Ursprünglich wurden diese Bonds einmal an den Interbankenmärkten gehandelt. Mehrheitlich befinden sich MCBs in den Portfolios von Vermögensmanagementfirmen und Unternehmen des Schattenbankensektors. Erwähnt sei, dass es zum Schattenbankensektor keine validen, geschweige denn verlässlichen Daten gibt.

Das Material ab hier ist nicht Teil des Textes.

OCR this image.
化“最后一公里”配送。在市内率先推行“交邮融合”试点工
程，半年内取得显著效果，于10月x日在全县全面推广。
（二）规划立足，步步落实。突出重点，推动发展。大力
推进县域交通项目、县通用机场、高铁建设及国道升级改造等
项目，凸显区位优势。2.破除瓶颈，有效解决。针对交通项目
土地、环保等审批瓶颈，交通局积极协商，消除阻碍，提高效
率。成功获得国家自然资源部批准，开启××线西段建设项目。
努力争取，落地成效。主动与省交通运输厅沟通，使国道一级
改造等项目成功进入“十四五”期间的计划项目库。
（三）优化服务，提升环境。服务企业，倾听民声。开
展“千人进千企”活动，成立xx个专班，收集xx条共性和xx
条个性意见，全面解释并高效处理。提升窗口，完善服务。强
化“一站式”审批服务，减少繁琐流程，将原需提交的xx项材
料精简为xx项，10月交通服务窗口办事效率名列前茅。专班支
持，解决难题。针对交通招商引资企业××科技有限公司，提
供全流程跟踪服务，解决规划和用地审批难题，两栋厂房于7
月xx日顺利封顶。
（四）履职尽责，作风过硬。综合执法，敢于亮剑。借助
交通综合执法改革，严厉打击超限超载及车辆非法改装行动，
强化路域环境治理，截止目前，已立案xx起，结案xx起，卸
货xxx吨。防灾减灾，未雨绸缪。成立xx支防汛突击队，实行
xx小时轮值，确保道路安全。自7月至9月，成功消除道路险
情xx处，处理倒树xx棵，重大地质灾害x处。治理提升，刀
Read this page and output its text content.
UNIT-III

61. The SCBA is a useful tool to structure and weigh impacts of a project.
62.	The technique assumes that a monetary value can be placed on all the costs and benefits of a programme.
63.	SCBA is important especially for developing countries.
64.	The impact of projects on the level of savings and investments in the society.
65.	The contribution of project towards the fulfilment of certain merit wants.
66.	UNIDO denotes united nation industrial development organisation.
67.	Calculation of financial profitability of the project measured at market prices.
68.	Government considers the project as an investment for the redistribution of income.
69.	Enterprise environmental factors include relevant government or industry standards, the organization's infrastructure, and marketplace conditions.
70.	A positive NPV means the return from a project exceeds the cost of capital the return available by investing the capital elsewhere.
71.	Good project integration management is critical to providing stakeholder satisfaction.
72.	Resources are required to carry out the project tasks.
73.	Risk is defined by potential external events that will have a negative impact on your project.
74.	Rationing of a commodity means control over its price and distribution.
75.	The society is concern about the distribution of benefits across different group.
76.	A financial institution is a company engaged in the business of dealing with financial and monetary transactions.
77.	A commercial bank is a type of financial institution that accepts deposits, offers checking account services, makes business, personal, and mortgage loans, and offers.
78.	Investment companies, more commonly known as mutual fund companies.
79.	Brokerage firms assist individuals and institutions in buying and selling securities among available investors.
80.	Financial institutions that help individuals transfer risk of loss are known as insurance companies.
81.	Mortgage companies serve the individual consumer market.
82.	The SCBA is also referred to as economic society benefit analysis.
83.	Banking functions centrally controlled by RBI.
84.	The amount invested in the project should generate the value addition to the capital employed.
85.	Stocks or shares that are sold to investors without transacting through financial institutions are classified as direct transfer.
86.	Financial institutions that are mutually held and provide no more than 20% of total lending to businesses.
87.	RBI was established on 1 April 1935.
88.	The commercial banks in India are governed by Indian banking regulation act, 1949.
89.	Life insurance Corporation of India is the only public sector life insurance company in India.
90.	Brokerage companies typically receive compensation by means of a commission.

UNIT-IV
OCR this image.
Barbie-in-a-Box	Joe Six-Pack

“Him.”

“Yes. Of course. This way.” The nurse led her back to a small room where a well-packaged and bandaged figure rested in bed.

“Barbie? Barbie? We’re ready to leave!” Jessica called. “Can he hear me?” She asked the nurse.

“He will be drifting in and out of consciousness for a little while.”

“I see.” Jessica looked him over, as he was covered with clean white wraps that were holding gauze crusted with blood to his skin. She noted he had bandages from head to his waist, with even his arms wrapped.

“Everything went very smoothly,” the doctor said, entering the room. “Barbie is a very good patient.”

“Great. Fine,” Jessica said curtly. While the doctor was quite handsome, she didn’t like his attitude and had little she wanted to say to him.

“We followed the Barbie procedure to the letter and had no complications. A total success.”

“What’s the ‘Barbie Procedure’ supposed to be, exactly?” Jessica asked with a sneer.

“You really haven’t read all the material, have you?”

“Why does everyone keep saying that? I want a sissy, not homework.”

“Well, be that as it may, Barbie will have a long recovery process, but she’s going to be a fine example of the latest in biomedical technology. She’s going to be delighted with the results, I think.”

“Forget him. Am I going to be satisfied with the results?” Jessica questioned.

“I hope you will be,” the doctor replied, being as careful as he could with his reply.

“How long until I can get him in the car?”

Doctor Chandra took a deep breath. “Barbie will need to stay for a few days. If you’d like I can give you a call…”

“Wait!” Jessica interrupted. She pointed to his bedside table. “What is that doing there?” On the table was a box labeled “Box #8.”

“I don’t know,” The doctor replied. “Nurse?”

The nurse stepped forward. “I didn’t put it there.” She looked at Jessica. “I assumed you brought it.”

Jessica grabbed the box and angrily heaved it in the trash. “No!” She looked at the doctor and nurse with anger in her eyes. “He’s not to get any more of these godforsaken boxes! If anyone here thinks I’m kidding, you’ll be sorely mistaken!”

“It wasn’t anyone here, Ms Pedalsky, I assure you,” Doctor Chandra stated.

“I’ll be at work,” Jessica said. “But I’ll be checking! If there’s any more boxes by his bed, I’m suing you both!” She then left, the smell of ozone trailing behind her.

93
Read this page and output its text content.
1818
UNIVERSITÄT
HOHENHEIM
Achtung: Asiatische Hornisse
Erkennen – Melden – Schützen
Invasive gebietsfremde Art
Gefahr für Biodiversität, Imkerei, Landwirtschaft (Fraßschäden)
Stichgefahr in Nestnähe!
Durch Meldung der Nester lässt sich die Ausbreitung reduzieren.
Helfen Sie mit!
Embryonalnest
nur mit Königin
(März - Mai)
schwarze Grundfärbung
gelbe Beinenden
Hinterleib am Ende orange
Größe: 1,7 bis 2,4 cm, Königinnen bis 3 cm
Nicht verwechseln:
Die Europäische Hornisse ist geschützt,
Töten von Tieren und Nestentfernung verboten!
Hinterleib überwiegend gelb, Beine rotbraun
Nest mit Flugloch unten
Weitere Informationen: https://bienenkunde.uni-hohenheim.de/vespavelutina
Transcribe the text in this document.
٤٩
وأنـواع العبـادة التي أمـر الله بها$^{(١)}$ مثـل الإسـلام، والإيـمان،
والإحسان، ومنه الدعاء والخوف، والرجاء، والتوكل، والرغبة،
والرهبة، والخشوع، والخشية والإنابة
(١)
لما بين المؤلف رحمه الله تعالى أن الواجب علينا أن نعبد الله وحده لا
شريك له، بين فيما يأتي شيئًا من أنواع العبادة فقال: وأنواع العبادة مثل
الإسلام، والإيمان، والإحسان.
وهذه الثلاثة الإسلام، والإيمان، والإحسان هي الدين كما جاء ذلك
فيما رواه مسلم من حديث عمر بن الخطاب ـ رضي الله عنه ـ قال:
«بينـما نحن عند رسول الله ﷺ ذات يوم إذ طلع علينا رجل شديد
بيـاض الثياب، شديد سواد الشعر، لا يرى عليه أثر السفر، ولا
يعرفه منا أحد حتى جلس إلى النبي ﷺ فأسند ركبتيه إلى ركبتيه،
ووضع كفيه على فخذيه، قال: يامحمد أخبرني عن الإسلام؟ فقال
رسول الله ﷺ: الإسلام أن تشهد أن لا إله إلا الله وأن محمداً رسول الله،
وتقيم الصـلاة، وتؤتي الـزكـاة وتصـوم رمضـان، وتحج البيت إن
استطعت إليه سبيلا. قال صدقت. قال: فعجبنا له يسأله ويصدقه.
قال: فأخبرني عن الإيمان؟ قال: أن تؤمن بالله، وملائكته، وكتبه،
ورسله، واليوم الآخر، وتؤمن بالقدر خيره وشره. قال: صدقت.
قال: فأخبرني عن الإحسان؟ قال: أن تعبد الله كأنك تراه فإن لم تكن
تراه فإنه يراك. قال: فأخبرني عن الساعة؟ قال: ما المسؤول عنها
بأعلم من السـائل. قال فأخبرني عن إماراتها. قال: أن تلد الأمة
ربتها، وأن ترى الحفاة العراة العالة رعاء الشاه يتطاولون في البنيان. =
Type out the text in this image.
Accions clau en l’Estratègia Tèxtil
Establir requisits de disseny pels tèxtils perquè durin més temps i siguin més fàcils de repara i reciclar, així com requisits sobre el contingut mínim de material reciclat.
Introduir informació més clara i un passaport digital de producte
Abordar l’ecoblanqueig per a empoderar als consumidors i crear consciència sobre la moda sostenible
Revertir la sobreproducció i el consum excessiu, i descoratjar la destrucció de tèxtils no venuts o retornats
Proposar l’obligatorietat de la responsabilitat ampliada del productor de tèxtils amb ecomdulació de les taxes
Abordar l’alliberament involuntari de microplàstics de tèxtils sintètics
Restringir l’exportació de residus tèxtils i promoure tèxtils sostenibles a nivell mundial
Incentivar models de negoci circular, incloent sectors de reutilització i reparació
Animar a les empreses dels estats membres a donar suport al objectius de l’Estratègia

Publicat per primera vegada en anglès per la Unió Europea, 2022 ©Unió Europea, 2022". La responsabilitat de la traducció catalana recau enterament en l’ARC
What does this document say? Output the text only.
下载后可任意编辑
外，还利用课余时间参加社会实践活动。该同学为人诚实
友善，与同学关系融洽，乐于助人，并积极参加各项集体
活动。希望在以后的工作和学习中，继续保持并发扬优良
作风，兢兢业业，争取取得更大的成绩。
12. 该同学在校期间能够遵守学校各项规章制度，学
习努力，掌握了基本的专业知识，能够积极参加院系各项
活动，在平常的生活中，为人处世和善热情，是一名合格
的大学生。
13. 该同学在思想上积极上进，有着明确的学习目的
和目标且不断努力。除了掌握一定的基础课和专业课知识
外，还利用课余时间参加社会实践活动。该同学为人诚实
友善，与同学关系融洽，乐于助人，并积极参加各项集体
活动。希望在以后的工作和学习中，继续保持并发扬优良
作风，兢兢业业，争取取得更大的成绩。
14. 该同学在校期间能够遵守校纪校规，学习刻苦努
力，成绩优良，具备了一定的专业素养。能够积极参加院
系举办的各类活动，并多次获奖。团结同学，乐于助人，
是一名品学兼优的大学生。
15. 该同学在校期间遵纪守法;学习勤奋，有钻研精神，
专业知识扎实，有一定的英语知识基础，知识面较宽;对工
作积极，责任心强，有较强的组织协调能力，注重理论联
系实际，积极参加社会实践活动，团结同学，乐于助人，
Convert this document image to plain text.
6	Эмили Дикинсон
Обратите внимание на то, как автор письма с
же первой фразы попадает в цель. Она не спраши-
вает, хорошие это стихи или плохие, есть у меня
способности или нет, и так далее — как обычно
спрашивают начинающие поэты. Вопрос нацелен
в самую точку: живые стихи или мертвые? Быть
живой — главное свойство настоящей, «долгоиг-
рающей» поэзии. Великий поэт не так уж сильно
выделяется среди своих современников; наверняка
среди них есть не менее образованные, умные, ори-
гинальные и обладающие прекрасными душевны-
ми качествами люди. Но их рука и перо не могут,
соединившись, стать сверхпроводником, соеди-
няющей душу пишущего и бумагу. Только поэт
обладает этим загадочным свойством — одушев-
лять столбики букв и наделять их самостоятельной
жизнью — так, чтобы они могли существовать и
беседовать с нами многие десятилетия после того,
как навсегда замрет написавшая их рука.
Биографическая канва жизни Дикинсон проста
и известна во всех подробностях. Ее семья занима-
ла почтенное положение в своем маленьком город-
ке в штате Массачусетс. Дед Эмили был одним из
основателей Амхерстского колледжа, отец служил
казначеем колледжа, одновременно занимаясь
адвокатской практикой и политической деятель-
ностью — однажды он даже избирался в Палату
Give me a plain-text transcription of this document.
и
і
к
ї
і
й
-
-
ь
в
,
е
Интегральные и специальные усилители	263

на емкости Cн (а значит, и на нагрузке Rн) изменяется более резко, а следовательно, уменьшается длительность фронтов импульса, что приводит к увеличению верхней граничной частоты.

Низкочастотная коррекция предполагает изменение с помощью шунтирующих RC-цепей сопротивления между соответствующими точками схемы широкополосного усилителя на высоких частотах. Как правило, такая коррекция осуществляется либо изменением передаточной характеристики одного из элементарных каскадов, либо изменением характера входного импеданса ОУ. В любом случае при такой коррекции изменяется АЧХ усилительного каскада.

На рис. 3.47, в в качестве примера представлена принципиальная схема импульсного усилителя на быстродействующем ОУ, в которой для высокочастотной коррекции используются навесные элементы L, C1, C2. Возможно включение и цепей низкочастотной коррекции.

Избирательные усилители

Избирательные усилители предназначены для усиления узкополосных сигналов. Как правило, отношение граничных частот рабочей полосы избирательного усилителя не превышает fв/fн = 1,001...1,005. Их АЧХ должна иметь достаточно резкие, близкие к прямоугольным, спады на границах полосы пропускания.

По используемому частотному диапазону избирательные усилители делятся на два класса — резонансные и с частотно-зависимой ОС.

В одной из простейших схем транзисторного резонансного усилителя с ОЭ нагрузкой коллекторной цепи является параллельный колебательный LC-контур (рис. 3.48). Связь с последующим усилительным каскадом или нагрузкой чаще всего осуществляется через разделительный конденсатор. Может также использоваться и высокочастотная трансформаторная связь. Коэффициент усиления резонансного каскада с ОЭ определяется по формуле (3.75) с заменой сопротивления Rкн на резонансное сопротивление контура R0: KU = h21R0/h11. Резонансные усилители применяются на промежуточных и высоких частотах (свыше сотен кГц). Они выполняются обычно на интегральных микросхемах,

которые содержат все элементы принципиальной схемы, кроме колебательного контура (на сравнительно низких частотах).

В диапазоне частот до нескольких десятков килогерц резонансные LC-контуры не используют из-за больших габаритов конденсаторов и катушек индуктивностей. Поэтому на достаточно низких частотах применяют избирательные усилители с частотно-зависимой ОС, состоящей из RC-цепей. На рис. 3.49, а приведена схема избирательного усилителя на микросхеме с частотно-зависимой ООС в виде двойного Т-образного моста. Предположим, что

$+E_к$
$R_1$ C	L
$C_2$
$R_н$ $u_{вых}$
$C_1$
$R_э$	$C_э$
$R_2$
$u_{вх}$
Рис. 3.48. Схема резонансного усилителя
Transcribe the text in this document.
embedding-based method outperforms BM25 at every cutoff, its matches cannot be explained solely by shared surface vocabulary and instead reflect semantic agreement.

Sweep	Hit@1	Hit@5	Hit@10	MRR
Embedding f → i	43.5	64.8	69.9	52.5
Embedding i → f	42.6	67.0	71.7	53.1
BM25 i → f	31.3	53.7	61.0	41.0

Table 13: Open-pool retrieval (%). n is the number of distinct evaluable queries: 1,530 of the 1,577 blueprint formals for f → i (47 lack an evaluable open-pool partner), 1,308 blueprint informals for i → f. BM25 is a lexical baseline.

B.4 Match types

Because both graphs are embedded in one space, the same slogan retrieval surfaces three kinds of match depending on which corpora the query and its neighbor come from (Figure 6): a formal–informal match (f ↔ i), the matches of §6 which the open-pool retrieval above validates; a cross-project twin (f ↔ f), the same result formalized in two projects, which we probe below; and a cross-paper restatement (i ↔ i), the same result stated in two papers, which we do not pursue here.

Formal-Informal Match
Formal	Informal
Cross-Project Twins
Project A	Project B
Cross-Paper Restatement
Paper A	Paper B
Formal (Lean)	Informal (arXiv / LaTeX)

Laut aktuellen Schätzungen ist auch ein Anteil von vierzig bis 50 Prozent der ausstehenden Unternehmensanleihen der staatlichen Verschuldung hinzu zu rechnen. Unter Bezugnahme auf Bloomberg-Daten belaufen sich die insgesamt ausstehenden Unternehmensschulden in China auf sechzig Billionen Yuan (Renminbi).

Seitens der Asiatischen Entwicklungsbank wird dieser Betrag jedoch auf 44,4 Billionen Yuan (Renminbi) beziffert. Aus einem IWF-Papier aus dem Jahr 2019 ging hervor, dass auf Firmen in Staatseigentum ein Anteil von 75 Prozent an diesen ausstehenden Unternehmensschulden entfällt.

Wer all diese Beträge in die staatliche Verschuldung inkludiert, kommt am Ende auf einen Gesamtbetrag von knapp 107 Billionen Yuan (Renminbi) oder umgerechnet 14,6 Billionen US-Dollar. Aus der nachfolgenden Grafik von Rabo Research geht dies noch einmal auf eine anschauliche Weise hervor.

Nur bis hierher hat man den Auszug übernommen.